For every man and bridd and beste,
And flour and gras and rote and rinde,
And every thynge be weie of kinde
Schal sterve, and Erthe it schal become,
As it was out of Erthe nome,
It schal to therth torne ayein:
And thus I mai be resoun sein
That Erthe is the most nedeles,
And most men helpe it natheles. (Gower 124)
The passage is contained within an exemplum contra superbiam, a moral tale against the sin of pride. Its description of the earth as no-man’s land—which Gower glosses with terra nullius—is a way of figuring the vanity of all human projects. The earth belongs to no one because everyone belongs to it as a future corpse. But this striking poetic instance was not a source for nineteenth-century legal arguments. When the phrase reappeared at the end of the nineteenth century it had undergone an ironic and total reversal of meaning. For Gower, terra nullius names the inability of labour to transform earth into an enduring value. In modernity, terra nullius is premised on the opposite belief: that agriculture underpins stable property relations, and so that territories not subject to settled agriculture belong to no one, even the people who have occupied them ancestrally and immemorially.
 22 Geo III, 1787.
 The letter of the 24th is a somewhat shortened copy of the letter of the 23rd: presumably Macquarie asked Field to provide a condensed version of his reasoning for transmission to London.
 For the legal and historical backgrounds to these cases from 1722 and 1774, see Cavanagh, who provides a longer colonial itinerary for the construction of the legal precedents and principles applied by Field.
 And here Blackstone cites the 1722 case also referenced by Field in his letters, closing the circuit of authorities invoked by Field and by Shepherd and Gifford. Given how thoroughly Field knew Blackstone’s text—he was the author of a best-selling study guide to the Commentaries—his citation of the 1722 Yorke and Wearge judgement is unquestionably also a reference to this passage in Blackstone. (No doubt it was in Blackstone that he first learned of the 1722 precedent.) Shepherd and Gifford’s clear verbal echo of Blackstone (‘desert and uninhabited’ / ‘desart and uncultivated’) indicates that they recognised this double reference and followed the path charted by Field’s silent citation.
 Even the Mabo case fits the paradigm in certain respects. As Ritter has noted, the Mabo judgement resolved ‘a crisis of legitimacy for the rule of law in Australia’ (6). Resolving the crisis in question required a renegotiation between Australia’s international sovereign obligations (its commitment to international principles of anti-discrimination) and its internal framework of governance. The outcome of that renegotiation was justified by a narrative of progressive liberalisation. And it was widely seen as a significant reaffirmation of the fundamental commitment in Australia to the rule of law.
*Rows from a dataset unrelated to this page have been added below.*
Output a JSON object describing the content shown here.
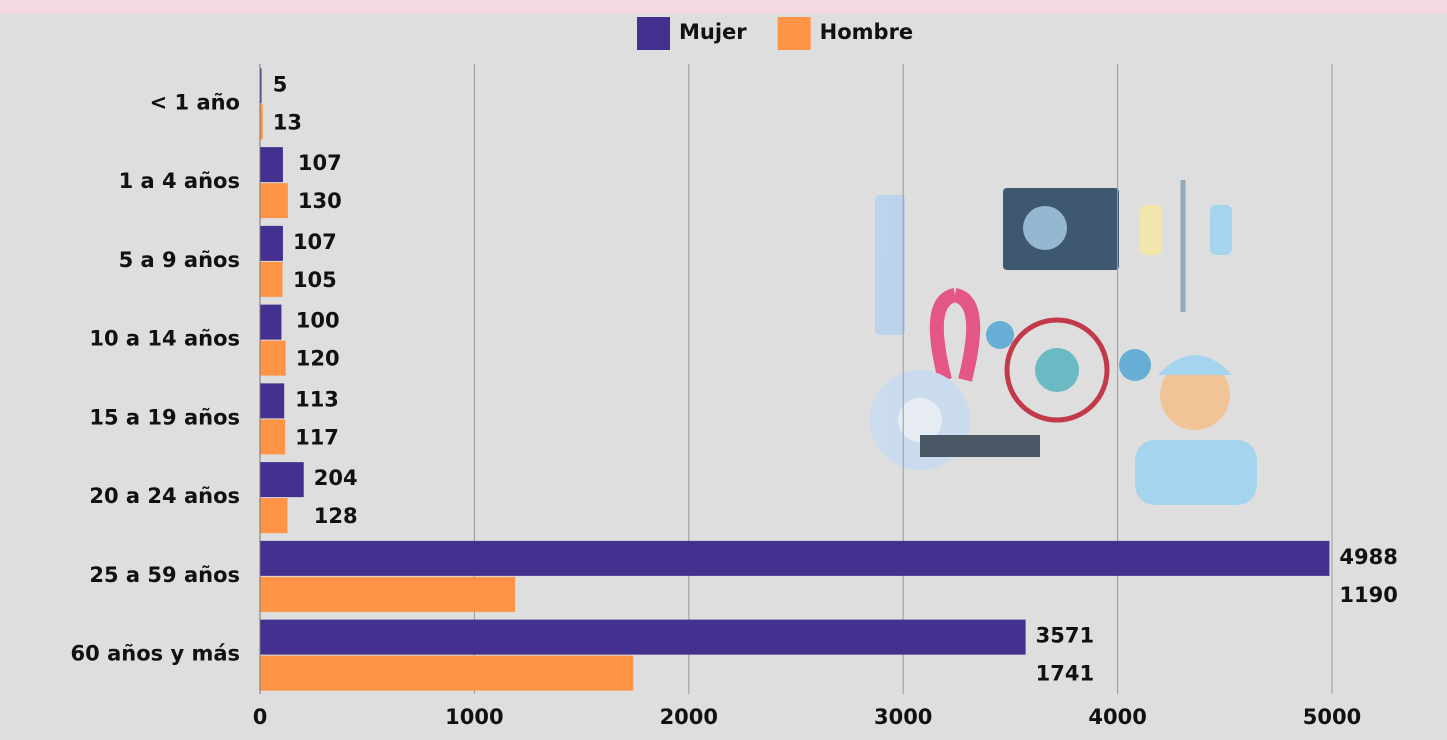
{
  "chart_data": {
    "type": "bar",
    "orientation": "horizontal",
    "categories": [
      "< 1 año",
      "1 a 4 años",
      "5 a 9 años",
      "10 a 14 años",
      "15 a 19 años",
      "20 a 24 años",
      "25 a 59 años",
      "60 años y más"
    ],
    "series": [
      {
        "name": "Mujer",
        "color": "#44308f",
        "values": [
          5,
          107,
          107,
          100,
          113,
          204,
          4988,
          3571
        ]
      },
      {
        "name": "Hombre",
        "color": "#ff9447",
        "values": [
          13,
          130,
          105,
          120,
          117,
          128,
          1190,
          1741
        ]
      }
    ],
    "xlim": [
      0,
      5000
    ],
    "xticks": [
      0,
      1000,
      2000,
      3000,
      4000,
      5000
    ],
    "grid": true,
    "legend": "top"
  }
}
Nonetheless, in recognizing native title the High Court equally ruled that it had been extinguished across all the main populated regions of Australia. Nor could the Court consider the extent to which its own powers were implicated in the history of Aboriginal dispossession: such questions were deemed injusticiable. And in this sense, as Gary Foley commented at the time, ‘Mabo is the terra nullius of these days’ (435).